Hezbollah e Hamas se definem em árabe como “muqawama”, ou “resistência”. Não são fundamentalistas no mesmo sentido da Al Qaeda e do Estado Islâmico, que possuem uma agenda religiosa mais evidente.
Ambos surgiram como consequência das conjunturas. O Hezbollah foi criado em 1985 para lutar contra a invasão israelense do Líbano. Já o Hamas veio em 1987, em oposição à ocupação da Cisjordânia e de Gaza.
Isso não exime esses grupos de suas ações. O Hezbollah, por exemplo, foi essencial para a permanência do ditador sírio Bashar al-Assad no poder, contribuindo para uma guerra civil que matou mais de meio milhão de pessoas.
Isso tampouco sinaliza boa vontade por parte deste repórter, que foi detido e interrogado pelo Hezbollah em Beirute e teve também de lidar com o Hamas em suas visitas à Faixa de Gaza, durante os conflitos.
Está claro, porém, que matar as lideranças do Hezbollah e do Hamas não vai fazer com que seus simpatizantes decidam abandonar questões que consideram existenciais –ou seja, sem as quais não podem mais existir.
O Hamas, por exemplo, se alimenta da insatisfação generalizada dos palestinos, que tentam estabelecer um Estado na região em que viviam havia séculos ou pelo menos retornar depois de sua expulsão em 1948.
Isso não se resolve com bombardeios nem com a decapitação de lideranças. Nos últimos 12 meses, Israel matou mais de 43 mil em Gaza. É fácil imaginar como os sobreviventes se sentem em relação ao país.

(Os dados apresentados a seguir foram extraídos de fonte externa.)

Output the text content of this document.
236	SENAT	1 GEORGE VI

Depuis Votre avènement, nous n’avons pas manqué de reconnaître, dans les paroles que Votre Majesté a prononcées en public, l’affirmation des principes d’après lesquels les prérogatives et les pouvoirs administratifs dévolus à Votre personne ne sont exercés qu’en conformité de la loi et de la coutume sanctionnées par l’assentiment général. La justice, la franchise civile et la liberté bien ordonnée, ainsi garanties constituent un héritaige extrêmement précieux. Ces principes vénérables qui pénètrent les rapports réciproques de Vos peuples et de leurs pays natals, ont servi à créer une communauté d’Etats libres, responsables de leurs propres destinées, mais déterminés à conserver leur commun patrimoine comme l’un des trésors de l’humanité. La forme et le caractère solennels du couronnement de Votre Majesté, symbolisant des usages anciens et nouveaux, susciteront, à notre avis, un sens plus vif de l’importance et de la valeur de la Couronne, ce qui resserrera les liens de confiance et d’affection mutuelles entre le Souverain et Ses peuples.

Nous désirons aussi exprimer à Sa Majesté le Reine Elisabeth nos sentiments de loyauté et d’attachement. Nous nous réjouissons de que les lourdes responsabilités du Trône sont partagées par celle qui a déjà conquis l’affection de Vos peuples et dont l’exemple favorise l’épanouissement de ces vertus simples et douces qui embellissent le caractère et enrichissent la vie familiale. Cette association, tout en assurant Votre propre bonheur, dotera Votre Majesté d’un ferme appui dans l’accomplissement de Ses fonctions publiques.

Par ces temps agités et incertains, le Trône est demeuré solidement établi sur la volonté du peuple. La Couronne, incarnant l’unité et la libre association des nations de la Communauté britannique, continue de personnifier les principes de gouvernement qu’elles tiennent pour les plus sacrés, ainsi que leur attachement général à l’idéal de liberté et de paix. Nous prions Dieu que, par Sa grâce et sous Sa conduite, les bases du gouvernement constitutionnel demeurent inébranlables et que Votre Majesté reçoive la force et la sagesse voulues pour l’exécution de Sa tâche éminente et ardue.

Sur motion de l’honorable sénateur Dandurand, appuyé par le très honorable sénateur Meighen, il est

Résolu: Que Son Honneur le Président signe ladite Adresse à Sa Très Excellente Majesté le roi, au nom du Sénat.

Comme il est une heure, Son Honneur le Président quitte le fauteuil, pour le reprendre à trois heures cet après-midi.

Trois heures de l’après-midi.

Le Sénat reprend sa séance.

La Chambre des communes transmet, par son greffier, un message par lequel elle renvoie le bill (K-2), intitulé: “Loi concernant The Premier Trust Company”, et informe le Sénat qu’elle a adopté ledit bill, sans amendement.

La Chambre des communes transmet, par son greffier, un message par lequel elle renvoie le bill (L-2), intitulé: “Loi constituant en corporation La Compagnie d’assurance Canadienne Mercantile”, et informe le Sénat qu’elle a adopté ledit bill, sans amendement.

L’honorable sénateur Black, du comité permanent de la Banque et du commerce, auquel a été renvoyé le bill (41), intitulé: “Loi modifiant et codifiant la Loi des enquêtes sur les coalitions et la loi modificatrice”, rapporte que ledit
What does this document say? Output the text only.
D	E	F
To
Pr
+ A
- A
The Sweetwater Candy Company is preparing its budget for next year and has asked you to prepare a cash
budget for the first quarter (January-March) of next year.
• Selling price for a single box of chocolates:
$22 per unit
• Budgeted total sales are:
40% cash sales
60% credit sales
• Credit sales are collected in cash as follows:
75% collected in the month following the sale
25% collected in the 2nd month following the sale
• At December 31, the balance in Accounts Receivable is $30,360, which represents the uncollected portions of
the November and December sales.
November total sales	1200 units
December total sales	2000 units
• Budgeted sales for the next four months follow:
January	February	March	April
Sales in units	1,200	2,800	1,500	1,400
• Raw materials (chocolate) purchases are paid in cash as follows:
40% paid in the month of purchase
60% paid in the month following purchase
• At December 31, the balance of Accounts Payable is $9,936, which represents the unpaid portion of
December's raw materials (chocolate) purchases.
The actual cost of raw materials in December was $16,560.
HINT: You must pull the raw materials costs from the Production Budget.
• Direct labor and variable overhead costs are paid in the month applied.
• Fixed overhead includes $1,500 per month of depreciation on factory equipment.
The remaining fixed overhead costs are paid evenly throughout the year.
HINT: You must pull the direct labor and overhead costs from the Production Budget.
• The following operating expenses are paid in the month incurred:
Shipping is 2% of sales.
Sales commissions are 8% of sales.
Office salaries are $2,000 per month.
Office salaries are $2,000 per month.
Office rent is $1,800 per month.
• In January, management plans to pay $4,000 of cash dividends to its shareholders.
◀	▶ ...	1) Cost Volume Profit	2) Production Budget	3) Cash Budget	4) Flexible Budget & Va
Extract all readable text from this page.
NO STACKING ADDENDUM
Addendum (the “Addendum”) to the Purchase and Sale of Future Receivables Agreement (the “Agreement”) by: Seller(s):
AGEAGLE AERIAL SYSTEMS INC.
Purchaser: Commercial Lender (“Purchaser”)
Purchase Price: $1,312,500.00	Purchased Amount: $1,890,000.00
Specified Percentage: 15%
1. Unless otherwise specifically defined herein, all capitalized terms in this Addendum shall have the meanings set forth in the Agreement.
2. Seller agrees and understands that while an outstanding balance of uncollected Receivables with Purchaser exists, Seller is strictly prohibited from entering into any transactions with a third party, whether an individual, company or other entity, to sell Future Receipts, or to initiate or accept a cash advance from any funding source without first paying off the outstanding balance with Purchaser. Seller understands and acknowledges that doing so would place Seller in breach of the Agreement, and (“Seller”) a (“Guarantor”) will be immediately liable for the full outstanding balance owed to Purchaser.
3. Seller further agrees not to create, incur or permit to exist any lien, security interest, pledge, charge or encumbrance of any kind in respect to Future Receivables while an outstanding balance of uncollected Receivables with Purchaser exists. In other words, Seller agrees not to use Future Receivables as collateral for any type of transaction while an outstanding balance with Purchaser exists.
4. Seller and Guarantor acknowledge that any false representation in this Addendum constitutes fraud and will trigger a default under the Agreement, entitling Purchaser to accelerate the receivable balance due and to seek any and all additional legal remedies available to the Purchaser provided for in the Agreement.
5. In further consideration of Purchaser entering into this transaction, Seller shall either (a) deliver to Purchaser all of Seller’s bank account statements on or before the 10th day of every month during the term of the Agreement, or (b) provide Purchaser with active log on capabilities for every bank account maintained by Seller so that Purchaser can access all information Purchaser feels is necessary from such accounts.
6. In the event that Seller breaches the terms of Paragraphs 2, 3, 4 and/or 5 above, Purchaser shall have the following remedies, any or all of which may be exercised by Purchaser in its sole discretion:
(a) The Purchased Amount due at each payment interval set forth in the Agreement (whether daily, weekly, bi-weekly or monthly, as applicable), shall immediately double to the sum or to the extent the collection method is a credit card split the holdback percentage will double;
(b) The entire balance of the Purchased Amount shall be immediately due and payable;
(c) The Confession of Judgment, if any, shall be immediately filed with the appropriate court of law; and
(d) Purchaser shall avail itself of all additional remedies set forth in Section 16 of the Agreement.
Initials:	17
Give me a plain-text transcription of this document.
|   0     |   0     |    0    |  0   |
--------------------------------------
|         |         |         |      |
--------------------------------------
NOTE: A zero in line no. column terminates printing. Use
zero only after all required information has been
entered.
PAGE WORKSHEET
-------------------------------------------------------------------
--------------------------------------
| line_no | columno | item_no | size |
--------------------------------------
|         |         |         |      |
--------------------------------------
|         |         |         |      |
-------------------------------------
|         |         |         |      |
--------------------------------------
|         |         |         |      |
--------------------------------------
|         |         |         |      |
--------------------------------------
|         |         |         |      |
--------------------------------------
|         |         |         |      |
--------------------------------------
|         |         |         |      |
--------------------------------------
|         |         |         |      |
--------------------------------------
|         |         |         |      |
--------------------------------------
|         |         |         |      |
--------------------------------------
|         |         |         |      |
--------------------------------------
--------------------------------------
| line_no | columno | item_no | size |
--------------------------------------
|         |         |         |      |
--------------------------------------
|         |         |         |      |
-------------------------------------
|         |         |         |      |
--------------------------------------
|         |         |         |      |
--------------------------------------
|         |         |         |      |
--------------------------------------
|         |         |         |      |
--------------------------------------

Ainda que a fantasia do premiê Binyamin Netanyahu se concretize e Hezbollah e Hamas desapareçam, outros grupos terroristas virão, talvez ainda mais radicais. O Irã segue interessado em financiá-los e treiná-los.
Os israelenses dizem que querem se sentir seguros. Pois os libaneses e palestinos também. É responsabilidade das lideranças locais, regionais e globais encerrar esses ciclos de violência dos quais se alimentam as hidras.